Ревностные служители нового начала, дети преобразования, научившись и начитавшись, в своей вражде к искажению господствовавшего в древней России начала, к тому, что они называли суеверием, не поняли, что с одним умом без чувства в истории ничего не делается, что чувство есть начало зиждительное, тогда как ум, не умеряемый чувством, может только сомневаться, отрицать и разрушать, но никогда ничего не создаст и не спасет. Умники не поняли и не понимают, что в Западной Европе так называемые Средние века, века варварства и невежества, были веками зиждительными для государства и общества, потому что тогда господствовало чувство, а когда наступило господство другого направления, умственное развитие, сомнение, то зиждительства не видим; видим более или менее правильное развитие созданного, да и то только при помощи чувства, одушевления, веры[65]
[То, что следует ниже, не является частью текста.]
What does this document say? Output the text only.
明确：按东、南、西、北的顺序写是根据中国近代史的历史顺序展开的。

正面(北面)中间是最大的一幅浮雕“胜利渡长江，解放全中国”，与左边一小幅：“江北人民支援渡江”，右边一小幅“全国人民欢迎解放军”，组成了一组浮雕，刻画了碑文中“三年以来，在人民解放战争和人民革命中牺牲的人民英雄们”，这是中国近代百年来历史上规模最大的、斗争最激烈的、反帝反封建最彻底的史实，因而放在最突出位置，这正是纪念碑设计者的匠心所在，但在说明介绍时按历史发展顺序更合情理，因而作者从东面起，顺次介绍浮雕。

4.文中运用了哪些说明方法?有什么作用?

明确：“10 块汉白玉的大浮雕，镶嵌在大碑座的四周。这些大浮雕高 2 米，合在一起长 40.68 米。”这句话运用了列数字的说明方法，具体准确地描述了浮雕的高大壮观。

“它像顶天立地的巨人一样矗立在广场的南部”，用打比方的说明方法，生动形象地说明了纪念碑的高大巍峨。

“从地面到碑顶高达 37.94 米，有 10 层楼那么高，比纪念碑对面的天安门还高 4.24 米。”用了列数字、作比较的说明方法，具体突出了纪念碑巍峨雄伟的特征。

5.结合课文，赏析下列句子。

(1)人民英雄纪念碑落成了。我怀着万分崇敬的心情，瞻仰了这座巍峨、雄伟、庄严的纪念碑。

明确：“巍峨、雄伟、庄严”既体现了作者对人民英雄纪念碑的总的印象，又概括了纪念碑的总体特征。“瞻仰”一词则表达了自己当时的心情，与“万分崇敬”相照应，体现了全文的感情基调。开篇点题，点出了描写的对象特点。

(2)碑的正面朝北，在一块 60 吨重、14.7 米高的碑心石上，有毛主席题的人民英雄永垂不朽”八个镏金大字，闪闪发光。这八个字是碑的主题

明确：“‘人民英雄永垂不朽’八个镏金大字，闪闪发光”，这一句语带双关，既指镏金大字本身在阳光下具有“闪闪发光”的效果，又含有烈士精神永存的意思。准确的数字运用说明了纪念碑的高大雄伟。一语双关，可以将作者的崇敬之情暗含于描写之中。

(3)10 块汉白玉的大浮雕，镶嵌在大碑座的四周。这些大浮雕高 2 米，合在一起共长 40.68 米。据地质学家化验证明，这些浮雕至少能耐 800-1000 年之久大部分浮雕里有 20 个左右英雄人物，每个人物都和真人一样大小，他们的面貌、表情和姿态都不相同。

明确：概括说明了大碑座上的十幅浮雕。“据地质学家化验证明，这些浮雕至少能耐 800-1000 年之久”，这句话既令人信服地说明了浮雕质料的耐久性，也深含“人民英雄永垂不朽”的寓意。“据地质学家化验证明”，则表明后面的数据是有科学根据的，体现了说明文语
.Внешний порядок европейских государств, стройное функционирование бюрократических аппаратов приняты были царем-самоучкой за суть жизни общества, в то время как то была лишь веками отработанная форма, скрывавшая от неопытного глаза естественное многообразие подлинной жизни. Эта ошибка дорого обошлась России.
Идеология Просвещения с ее культом плоского разума не смогла подчинить себе европейскую государственную практику, хотя и существенно ее окрасила. Петровская же система, система-неофит, попыталась с полной решимостью следовать безумной идее рационального строительства жизни, подавляя сопротивление силой и ожесточаясь от этой необходимости.
Недоверие к человеку как фундаментальный принцип лежало в основе петровского миростроения — то, что Пушкин называл петровским презрением к человечеству. Для Петра и Татищева этот принцип был стратегическим. Для Голицына — тактическим.
К 1730 году сорокачетырехлетний Татищев был уже, разумеется, личностью абсолютно сложившейся. Довольно обычная для той эпохи судьба, хотя и несколько утрированная, сформировала характер, проявлявшийся резко и определенно. Будучи изначально человеком суровым, он в крайности бывал безжалостным. Следуя закону и принципу, он мог отправить на костер вероотступника-инородца, принявшего христианство, а затем от Христа отрекшегося. Но жестокость он считал таким же орудием воздействия на мир, как, скажем, знание механики или воинское искусство. Жестокость следовало употреблять в случае надобности, а не потворствуя своим страстям. Составляя на Урале Горный устав, он писал в нем: "С немалым сожалением принуждены мы слышать и из дел видеть, что некоторые судьи, забыв страх божий и вечную душе своей погибель и презрев законы, многократно по злобе или кому дружа, а наипаче проклятым лихоимством прельстяся или кто глупым и нерассудным свирепством преисполнися, людей ненадлежаще на пытки осуждают и без всякой надлежащей причины неумеренно по нескольку раз пытают…; некоторые же, зверски в том поступая, до смерти пытают и на смерть или к лишению чести, без всякого к тому надлежащего доказательства, осуждают…"
Он вовсе не был противником пытки как важного элемента судопроизводства и сам прибегал к ней, но применять пытку следовало, по его мнению, целесообразно и по закону.
В 1714 году он мог по собственному почину, воспользовавшись своим авторитетом царского эмиссара, спасти от костра обвиненную в колдовстве бабу, сжечь которую собирался не кто-нибудь, а фельдмаршал Борис Петрович Шереметев. И он же через четырнадцать лет обвинил в колдовстве собственную жену, аргументируя перед Синодом свое желание с нею развестись.
И все это — на фоне колоссальной образованности…
Еще в 1720 году, отправляясь на Урал, Василий Никитич взял с собою копию Несторовой летописи, а уже на Урале отыскал еще один вариант той же летописи, которая, как писал Татищев, "великую разность с бывшим у меня списком показывала".
Он стал фанатичным собирателем не только книг по истории, но и, прежде всего, рукописных русских источников. Он сам, проштудировав сочинения европейских ученых, разработал методику работы с документами — принципы критики источников и их систематизации.
Попав по возвращении из Швеции в мертвую паузу, наблюдая деградацию государственной жизни при Петре II, он трудился над главным замыслом своей жизни — историей государства Российского. Но его аналитическому уму чуждо было собирание и изложение фактов как таковых. Он не только искал оправданной системы в движении российской жизни на протяжении столетий и тех же свойств в жизни мира на протяжении тысячелетий, не только выстраивал гигантскую схему всемирной истории, но и обдумывал целесообразную модель будущего устройства своего государства, устройства, которое бы обеспечило государственной машине надежность машины механической, а человеку в государстве безопасность и справедливость.